Antiphospholipid syndrome (APS) is an autoimmune disorder characterized by vascular thrombosis and/or pregnancy morbidity in the presence of circulating antiphospholipid antibodies (aPL). Different pathogenic mechanisms for aPL-mediated pregnancy failure have been proposed. In particular a direct effect of aPL on both maternal and fetal side of the placental tissue has been reported, since their reactivity with β2-glycoprotein I (β2GPI) makes them adhere to trophoblast and human endometrial endothelial cell (HEEC) membranes. β2GPI can be recognized by aPL that, once bound, interfere with both trophoblast functions and with the HEEC differentiation.
APS patients can be successfully treated with Low Molecular Weight Heparin (LMWH). Recent reports suggest that LMWH acts through mechanisms alternative to its well known anticoagulant effect, because of its ability to bind β2GPI. In our previous studies, we showed that LMWH is able to reduce the aPL binding to trophoblasts and restore cell invasiveness and differentiation. So far, however, no study has described its effects on endometrial angiogenesis.
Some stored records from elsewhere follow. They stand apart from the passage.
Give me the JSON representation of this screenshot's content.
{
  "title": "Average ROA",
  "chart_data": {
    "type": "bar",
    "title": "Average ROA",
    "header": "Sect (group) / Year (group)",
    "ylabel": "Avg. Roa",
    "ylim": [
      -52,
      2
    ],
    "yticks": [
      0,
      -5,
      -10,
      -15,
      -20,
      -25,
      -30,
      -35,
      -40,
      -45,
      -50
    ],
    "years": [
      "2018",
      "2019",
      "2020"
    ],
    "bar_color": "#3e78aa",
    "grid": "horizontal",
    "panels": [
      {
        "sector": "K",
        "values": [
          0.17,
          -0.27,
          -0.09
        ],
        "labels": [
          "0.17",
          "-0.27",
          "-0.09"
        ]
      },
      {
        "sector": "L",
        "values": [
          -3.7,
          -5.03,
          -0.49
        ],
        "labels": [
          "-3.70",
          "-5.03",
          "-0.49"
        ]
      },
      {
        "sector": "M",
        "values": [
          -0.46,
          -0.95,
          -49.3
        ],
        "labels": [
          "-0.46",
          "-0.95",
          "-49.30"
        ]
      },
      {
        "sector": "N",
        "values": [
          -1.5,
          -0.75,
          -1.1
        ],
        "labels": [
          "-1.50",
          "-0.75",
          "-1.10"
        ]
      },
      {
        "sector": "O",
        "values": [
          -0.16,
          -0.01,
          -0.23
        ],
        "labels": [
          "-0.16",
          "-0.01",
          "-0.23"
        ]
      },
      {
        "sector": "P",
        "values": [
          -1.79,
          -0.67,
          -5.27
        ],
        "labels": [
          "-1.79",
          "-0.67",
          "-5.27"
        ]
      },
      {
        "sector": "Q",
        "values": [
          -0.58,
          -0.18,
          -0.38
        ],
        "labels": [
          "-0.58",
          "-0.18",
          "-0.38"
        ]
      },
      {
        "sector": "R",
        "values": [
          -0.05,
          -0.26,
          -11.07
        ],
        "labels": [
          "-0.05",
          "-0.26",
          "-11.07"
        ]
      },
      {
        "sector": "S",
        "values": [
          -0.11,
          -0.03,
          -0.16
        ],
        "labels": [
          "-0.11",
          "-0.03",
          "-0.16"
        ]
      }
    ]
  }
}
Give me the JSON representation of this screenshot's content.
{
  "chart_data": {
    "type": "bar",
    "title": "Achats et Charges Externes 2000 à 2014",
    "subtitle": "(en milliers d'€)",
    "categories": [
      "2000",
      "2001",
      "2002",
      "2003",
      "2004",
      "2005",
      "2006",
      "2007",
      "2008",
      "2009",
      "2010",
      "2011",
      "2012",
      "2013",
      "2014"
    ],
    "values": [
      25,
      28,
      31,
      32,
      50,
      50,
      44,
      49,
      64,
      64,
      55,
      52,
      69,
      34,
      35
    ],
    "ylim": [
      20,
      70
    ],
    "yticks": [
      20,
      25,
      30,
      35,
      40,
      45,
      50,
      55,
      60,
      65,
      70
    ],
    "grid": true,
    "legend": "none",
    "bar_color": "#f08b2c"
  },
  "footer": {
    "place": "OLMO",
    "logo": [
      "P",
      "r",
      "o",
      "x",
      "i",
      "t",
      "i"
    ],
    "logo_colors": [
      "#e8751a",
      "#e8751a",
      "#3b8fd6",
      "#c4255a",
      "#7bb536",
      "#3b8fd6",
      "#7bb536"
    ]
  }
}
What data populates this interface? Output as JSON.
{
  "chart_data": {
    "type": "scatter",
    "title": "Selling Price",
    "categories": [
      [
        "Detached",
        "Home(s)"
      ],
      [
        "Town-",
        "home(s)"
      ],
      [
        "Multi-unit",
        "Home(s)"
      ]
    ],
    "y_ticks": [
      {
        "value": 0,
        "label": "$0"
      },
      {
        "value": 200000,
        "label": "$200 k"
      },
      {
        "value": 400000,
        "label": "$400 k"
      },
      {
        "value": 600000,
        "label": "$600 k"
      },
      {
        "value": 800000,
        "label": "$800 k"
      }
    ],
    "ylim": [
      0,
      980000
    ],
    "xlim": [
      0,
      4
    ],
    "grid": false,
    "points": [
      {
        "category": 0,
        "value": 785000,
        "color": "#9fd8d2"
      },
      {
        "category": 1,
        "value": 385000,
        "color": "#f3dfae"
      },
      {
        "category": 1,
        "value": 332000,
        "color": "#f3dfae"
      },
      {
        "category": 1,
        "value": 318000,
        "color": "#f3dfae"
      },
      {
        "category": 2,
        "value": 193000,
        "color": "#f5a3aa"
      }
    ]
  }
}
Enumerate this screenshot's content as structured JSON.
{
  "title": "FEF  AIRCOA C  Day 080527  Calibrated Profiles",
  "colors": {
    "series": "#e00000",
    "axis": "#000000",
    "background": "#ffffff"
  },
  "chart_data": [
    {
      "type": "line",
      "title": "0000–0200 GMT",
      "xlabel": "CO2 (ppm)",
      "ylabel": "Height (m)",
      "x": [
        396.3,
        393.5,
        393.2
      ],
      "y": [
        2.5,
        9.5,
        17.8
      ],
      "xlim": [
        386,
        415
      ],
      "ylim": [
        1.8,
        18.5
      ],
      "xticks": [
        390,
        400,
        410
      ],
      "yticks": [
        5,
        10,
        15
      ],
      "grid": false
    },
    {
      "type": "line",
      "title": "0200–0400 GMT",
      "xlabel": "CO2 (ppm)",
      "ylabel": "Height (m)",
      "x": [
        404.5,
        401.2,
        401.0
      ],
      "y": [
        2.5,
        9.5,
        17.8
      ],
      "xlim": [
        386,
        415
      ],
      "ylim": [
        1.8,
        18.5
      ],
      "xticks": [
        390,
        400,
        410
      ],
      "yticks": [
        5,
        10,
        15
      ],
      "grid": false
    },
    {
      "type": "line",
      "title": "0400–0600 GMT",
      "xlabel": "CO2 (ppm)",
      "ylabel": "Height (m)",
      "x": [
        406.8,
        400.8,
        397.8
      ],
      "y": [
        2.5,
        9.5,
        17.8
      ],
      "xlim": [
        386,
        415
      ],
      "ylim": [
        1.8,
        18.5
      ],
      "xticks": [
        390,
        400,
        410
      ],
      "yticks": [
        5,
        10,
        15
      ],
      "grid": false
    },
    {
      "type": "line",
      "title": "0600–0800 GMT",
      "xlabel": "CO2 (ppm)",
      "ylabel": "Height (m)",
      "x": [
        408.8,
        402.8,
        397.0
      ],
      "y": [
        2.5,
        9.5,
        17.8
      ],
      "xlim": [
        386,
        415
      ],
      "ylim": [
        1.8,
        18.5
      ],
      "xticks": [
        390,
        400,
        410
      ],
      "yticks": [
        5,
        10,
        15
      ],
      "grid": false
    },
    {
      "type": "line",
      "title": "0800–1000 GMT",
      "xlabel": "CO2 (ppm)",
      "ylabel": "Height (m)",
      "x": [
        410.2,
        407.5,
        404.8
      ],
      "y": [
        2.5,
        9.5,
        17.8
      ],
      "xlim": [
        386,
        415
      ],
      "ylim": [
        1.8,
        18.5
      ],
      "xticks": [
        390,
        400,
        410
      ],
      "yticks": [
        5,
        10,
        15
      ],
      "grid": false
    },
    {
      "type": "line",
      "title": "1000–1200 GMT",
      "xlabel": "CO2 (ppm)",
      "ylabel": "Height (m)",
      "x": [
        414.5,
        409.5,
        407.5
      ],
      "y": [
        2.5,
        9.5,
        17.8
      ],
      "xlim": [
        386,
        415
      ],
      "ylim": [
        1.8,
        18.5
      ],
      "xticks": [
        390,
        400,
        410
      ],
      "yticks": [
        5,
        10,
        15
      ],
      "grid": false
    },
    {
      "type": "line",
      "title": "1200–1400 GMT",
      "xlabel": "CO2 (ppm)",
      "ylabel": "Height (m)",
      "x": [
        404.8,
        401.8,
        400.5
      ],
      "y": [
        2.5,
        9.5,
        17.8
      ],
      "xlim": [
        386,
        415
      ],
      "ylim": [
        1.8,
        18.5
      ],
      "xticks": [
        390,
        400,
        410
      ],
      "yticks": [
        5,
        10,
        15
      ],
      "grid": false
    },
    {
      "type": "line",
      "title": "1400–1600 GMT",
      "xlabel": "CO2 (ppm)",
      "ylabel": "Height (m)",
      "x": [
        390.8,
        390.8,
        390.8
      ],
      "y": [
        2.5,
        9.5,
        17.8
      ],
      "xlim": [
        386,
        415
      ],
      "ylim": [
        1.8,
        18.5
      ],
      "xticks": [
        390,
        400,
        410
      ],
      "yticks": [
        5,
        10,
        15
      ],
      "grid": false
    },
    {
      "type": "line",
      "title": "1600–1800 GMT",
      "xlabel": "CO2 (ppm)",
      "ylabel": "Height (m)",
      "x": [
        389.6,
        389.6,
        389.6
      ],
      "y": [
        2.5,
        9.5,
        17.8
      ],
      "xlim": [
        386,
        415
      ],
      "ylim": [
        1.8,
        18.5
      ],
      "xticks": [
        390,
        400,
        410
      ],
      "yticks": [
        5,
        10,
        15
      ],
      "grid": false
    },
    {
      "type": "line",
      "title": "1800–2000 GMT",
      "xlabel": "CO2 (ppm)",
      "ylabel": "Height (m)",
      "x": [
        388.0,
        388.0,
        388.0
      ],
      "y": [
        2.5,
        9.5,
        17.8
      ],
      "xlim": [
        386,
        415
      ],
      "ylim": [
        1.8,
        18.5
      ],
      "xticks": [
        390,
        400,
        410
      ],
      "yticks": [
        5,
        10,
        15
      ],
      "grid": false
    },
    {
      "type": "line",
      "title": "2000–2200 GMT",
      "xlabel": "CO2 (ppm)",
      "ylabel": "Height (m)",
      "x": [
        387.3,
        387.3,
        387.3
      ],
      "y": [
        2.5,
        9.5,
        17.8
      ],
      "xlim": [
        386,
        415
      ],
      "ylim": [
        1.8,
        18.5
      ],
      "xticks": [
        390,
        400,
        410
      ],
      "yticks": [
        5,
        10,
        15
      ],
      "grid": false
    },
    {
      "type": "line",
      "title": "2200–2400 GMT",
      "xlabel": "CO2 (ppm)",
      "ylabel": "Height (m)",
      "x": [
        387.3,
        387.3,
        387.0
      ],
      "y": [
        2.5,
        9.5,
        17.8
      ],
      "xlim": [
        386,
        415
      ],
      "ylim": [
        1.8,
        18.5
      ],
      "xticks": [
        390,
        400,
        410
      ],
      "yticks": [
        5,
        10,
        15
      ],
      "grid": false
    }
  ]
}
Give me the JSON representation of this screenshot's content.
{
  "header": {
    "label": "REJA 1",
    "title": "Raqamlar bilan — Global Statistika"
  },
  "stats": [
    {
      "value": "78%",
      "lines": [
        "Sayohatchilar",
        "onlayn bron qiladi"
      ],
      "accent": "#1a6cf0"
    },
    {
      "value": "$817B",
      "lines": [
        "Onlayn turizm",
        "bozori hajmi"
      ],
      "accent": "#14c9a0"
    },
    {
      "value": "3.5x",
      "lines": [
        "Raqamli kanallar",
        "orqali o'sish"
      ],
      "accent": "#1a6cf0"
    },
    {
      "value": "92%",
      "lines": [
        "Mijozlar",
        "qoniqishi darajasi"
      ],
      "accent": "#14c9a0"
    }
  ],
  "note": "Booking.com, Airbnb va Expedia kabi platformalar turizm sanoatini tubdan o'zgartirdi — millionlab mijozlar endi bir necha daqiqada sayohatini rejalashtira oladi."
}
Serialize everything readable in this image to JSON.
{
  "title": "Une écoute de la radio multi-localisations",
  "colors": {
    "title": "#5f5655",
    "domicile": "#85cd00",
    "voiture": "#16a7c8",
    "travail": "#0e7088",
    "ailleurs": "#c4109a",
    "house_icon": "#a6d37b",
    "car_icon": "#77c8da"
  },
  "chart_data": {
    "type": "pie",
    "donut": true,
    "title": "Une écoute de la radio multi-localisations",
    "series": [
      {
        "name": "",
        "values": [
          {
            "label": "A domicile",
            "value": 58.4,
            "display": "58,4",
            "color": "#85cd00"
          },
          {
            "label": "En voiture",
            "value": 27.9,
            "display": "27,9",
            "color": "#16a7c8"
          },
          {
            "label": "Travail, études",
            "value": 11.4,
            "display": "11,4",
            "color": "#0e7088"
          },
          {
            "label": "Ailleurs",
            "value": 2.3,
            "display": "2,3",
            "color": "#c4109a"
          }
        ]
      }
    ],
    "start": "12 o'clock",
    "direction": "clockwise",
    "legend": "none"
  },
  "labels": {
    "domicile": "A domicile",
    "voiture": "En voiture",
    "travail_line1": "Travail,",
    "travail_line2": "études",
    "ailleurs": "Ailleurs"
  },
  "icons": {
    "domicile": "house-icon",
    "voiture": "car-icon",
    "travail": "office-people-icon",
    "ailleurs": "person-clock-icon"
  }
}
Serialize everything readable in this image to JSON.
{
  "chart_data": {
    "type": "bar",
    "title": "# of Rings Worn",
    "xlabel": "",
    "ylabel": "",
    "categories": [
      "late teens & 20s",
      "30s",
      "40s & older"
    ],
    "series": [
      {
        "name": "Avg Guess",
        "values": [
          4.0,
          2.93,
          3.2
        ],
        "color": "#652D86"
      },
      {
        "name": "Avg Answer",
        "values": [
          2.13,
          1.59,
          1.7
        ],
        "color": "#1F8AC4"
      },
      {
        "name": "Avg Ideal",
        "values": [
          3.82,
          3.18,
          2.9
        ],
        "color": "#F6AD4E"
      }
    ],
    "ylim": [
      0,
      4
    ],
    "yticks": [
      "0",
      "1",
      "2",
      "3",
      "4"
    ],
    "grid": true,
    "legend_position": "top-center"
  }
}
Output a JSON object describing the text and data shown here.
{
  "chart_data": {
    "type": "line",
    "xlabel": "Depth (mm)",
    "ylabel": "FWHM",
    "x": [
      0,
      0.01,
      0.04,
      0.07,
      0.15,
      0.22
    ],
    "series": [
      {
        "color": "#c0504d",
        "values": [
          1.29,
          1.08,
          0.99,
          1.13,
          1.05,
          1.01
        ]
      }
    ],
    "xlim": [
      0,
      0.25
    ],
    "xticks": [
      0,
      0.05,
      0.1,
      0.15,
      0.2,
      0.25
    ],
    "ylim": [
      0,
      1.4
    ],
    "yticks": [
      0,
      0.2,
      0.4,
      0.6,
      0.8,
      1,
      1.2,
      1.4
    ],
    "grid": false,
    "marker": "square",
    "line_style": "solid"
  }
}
The aim of our research was to evaluate whether two LMWHs, tinzaparin and enoxaparin, have an effect on the aPL-inhibited endometrial angiogenesis. This prompted us to investigate: (i) in vitro HEEC angiogenesis through a Matrigel assay; (ii) VEGF secretion by ELISA; (iii) matrix metalloproteinase-2 (MMP-2) activity by gelatin zymography; (iv) Nuclear Factor-κB (NF-κB) DNA binding activity by colorimetric assay; (v) STAT-3 activation by a sandwich-ELISA kit. Furthermore, using an in vivo murine model we investigated the LMWHs effects on angiogenesis.
We demonstrated that the addition of LMWHs prevents aPL-inhibited HEEC angiogenesis, both in vitro and in vivo, and is able to restore the aPL inhibited NF-κB and/or STAT-3 activity, the VEGF secretion and the MMPs activity.
The demonstration of a beneficial role for LMWHs on the aPL-inhibited HEEC angiogenesis might provide additional mechanisms whereby this treatment protects early pregnancy in APS.